If it’s possible to describe an ad in one sentence without mentioning the brand, or an established brand asset, then you may have a branding problem, according to an industry expert.
In a WARC Best Practice paper, Developing brand assets, Dominic Twose, author of Marketing Knowledge and former Global Head of Knowledge Management at Millward Brown, outlines the importance of brand assets.
These represent a huge opportunity to boost instinctive consumer recognition and have been shown to be effective, he says, citing a Kantar Millward Brown study which showed that brands with the strongest assets are on average 52% more salient than their rivals.
“When you see the golden arches, hear the word ‘priceless’, or see a sheepdog, these are all potential brand triggers that can evoke a brand name in your memory, without the brand name itself being present,” he observes.

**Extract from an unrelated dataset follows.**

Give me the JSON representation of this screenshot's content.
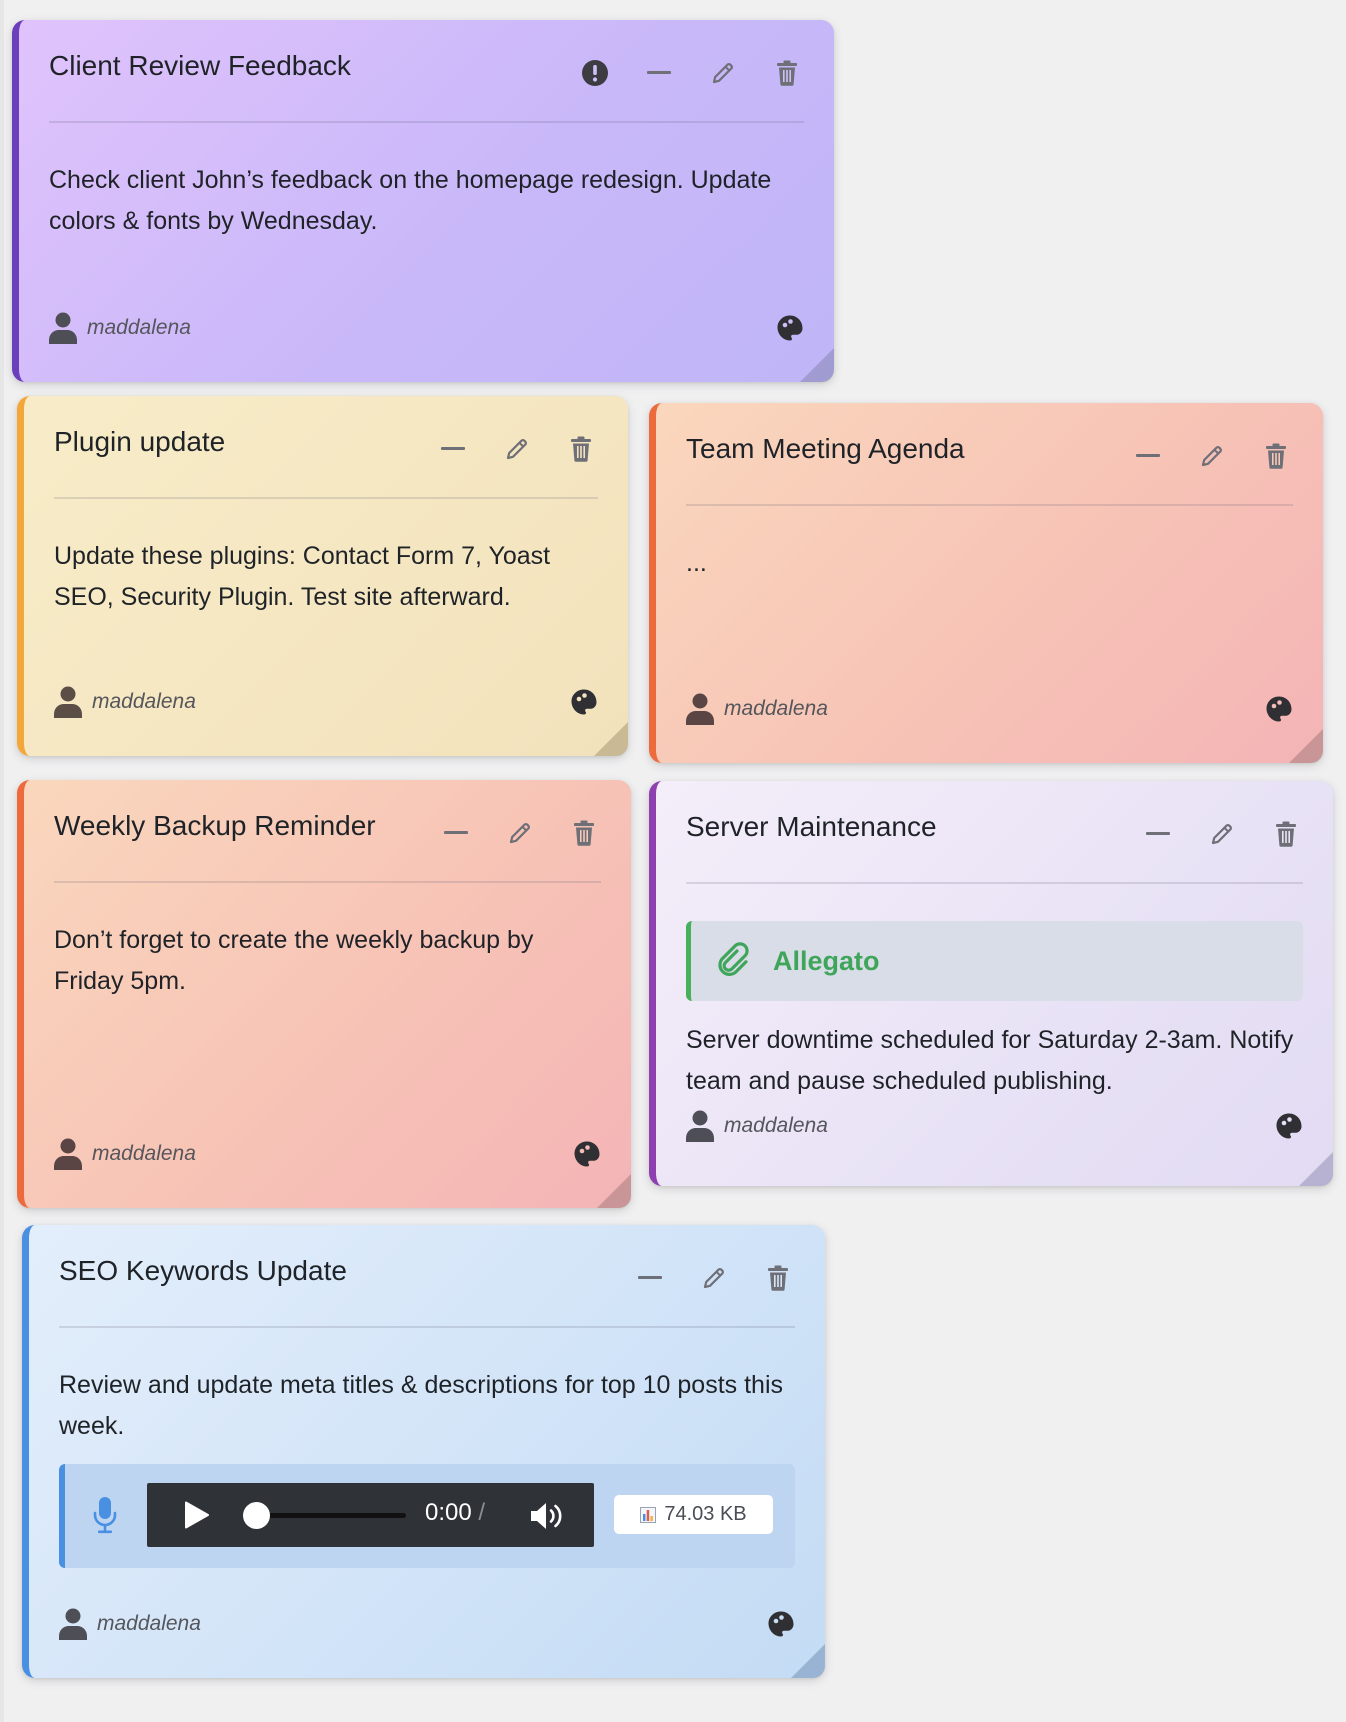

So choosing which assets to invest in is a first priority, and there is widespread agreement on what makes a good brand asset: it requires simplicity, distinctiveness and uniqueness.
There is also an argument for consistency, Twose adds – look at how Disney has used the Mickey Mouse figure, the ears silhouette, the distinctive, hand-written ‘D’ logo and the Disneyworld castle throughout much of the brand’s life.
Not only should the assets themselves be consistent but they should be used consistently across all media channels, including point of sale and on pack, to help generate instant recognition.
“Once you have a strong branding device, it is like gold dust, and should be ditched only for very sound reasons,” Twose advises.